MAP fit (Adam on rule & lexicon weights)

import torch
from quivers.dsl import load
from quivers.stochastic.deduction import adam_fit_deduction, sample_corpus

torch.manual_seed(0)
prog = load("docs/examples/source/custom_rules.qvr")
ded  = prog.deductions["AB"]

corpus = [["the", "dog", "runs"]] * 4

history = adam_fit_deduction(
    ded, corpus, steps=300, lr=5e-2, prior_scale=1.0,
)
print(f"loss: {history[0]:.2f}{history[-1]:.2f}")  # strictly decreasing

# Forward-sample under the fitted parameters and check the
# dominant length-3 yield recovers the training corpus.
draws = sample_corpus(ded, length=3, n_samples=32, seed=0)
print("dominant yield:", max(set(map(tuple, draws)), key=draws.count))
# → ("the dog runs",)

adam_fit_deduction maximises the corpus log-marginal under an optional Normal prior on the parameters; prior_scale=1.0 gives MAP under a unit Normal. sample_corpus enumerates yields of the chosen length and draws from the categorical defined by their chart weights; exact forward sampling because the chart marginalises the derivation forest.
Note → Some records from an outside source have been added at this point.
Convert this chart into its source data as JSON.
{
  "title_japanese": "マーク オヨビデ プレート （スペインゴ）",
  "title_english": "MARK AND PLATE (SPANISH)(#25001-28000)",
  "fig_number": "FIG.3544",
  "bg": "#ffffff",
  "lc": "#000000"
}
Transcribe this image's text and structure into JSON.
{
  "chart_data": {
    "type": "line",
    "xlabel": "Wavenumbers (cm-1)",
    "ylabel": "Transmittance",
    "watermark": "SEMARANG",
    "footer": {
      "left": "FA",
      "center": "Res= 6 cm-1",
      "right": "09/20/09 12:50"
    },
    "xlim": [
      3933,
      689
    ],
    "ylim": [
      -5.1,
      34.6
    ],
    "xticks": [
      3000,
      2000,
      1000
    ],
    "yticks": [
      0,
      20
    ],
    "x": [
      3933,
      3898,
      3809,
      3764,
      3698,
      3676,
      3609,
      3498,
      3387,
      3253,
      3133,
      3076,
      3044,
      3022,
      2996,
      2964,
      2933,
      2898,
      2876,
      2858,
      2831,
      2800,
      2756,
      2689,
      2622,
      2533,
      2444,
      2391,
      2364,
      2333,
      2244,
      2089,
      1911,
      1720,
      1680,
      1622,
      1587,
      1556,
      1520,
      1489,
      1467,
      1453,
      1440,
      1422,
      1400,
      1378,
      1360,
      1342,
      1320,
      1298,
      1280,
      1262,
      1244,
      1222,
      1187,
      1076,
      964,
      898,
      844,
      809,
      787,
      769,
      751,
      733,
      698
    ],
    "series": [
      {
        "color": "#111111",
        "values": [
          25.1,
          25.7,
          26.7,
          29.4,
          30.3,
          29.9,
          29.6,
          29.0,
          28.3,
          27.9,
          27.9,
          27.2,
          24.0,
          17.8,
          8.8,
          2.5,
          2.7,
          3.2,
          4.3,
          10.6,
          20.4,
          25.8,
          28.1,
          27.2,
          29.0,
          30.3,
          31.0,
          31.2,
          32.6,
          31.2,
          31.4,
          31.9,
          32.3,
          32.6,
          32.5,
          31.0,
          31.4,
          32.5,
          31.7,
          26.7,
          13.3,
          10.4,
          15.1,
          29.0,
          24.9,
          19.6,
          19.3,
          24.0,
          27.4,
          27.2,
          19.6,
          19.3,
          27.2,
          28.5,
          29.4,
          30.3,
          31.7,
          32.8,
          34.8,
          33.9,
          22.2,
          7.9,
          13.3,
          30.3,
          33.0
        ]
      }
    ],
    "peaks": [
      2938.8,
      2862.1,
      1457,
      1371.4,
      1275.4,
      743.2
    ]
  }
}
NUTS (full Bayesian posterior)

import torch
from quivers.dsl import load
from quivers.inference import MCMC, NUTSKernel
from quivers.stochastic.deduction import nuts_program_from_deduction

torch.manual_seed(0)
prog = load("docs/examples/source/custom_rules.qvr")
ded  = prog.deductions["AB"]

corpus = [["the", "dog", "runs"]] * 4

model, x, observations = nuts_program_from_deduction(
    ded, corpus, prior_scale=1.0,
)

kernel = NUTSKernel(step_size=0.1, max_tree_depth=4, target_accept=0.8)
mc     = MCMC(kernel, num_warmup=50, num_samples=50, num_chains=2)
result = mc.run(model, x, observations)

print("acceptance:", float(result.acceptance_rates.mean()))
print("divergences:", int(result.divergence_counts.sum()))
posterior_means = {
    name: float(samples.mean()) for name, samples in result.samples.items()
}
print("posterior mean log-weights:", posterior_means)

nuts_program_from_deduction lifts every learnable parameter of the deduction into a Normal(0, σ) sample site and adds the corpus log-marginal \(\log Z\) to the joint via a score step. The standard NUTSKernel drives the posterior \(p(\mathbf{w} \mid s_1, \ldots, s_N) \propto p(\mathbf{w}) \cdot \prod_n Z(s_n; \mathbf{w})\). The same Bayesian object bayesian_regression fits, with the chart total in place of the Gaussian likelihood.

Categorical Perspective

Sequent rules are hyperedges in the rule-system multicategory. A binary rule is a 2-input / 1-output hyperedge whose endpoints are pattern templates; firing the rule against the chart is the substitution along a pattern morphism into the category of concrete chart items. Variable unification across premises is exactly the pullback in the category of variable assignments: two premise patterns sharing a variable Y constrain the two assignments to agree on Y's value. The agenda's least-pre-fixed-point computation in the LogProb-enriched lattice of charts is independent of firing order (Goodman 1999 §3); the runtime picks a default strategy from rule arities and semiring properties.